8. Terminate the Investigation and Conduct Internal Evaluations
The investigation is free to conclude once the investigators have handed over the summary report. The responsible party will now consider all the evidence, review the summary report, reference them against company policies, and determine appropriate disciplinary action.
On the investigation side, it is a good idea to conduct exit interviews for all those involved internally in executing the investigation. You can use their feedback to fine-tune future investigations.
What Questions Should I Ask in an HR Investigation?
When asking questions to the accused party, the accuser, and witnesses, some questions yield better answers than others. These include:
- What happened, to the best of your recollection?
- Is the incident ongoing, or did it happen once?
- How did you react? Do you have documentation of your reaction?

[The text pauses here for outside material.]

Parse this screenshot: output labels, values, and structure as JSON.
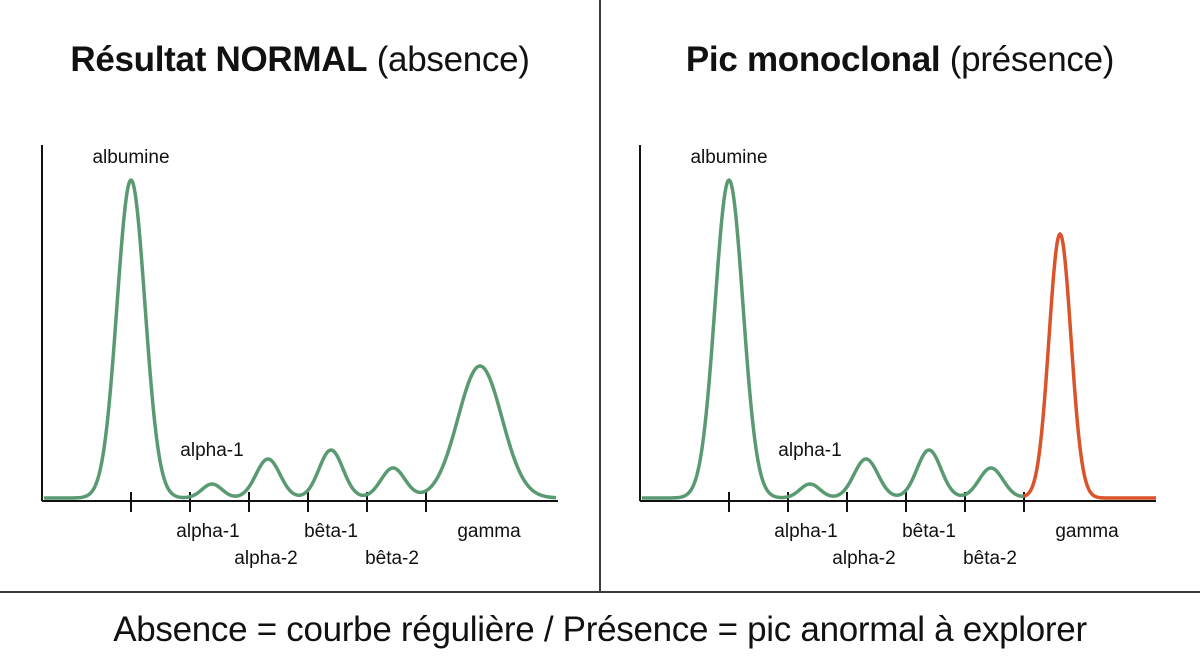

- Is there any other documentation about the incident we should be aware of?
- Did you discuss the incident with anyone at the time?
- Do you know anyone else who witnessed or was told about the incident?
- How has the incident impacted your work performance and the performances of your peers?
- Have you heard of any other incidents like this happening prior?
- What action do you want the company to take?
- Do you have any other relevant information or questions for us?
Frequently Asked Questions
What Triggers an HR Investigation
Issues in the workplace may trigger an HR investigation, including incidents related to harassment, discrimination, health or safety violations, breach of contract, financial mismanagement, and more. Complaints related to workplace conduct and employment law are under the purview of the human resources department and may require investigation.
Does HR Have To Investigate a Complaint?
National labor laws such as the Americans with Disabilities Act (ADA) and the Occupational Safety and Health Act require an investigation of certain complaints. That includes discrimination claims and claims of workplace safety violations. But not every single complaint requires an investigation.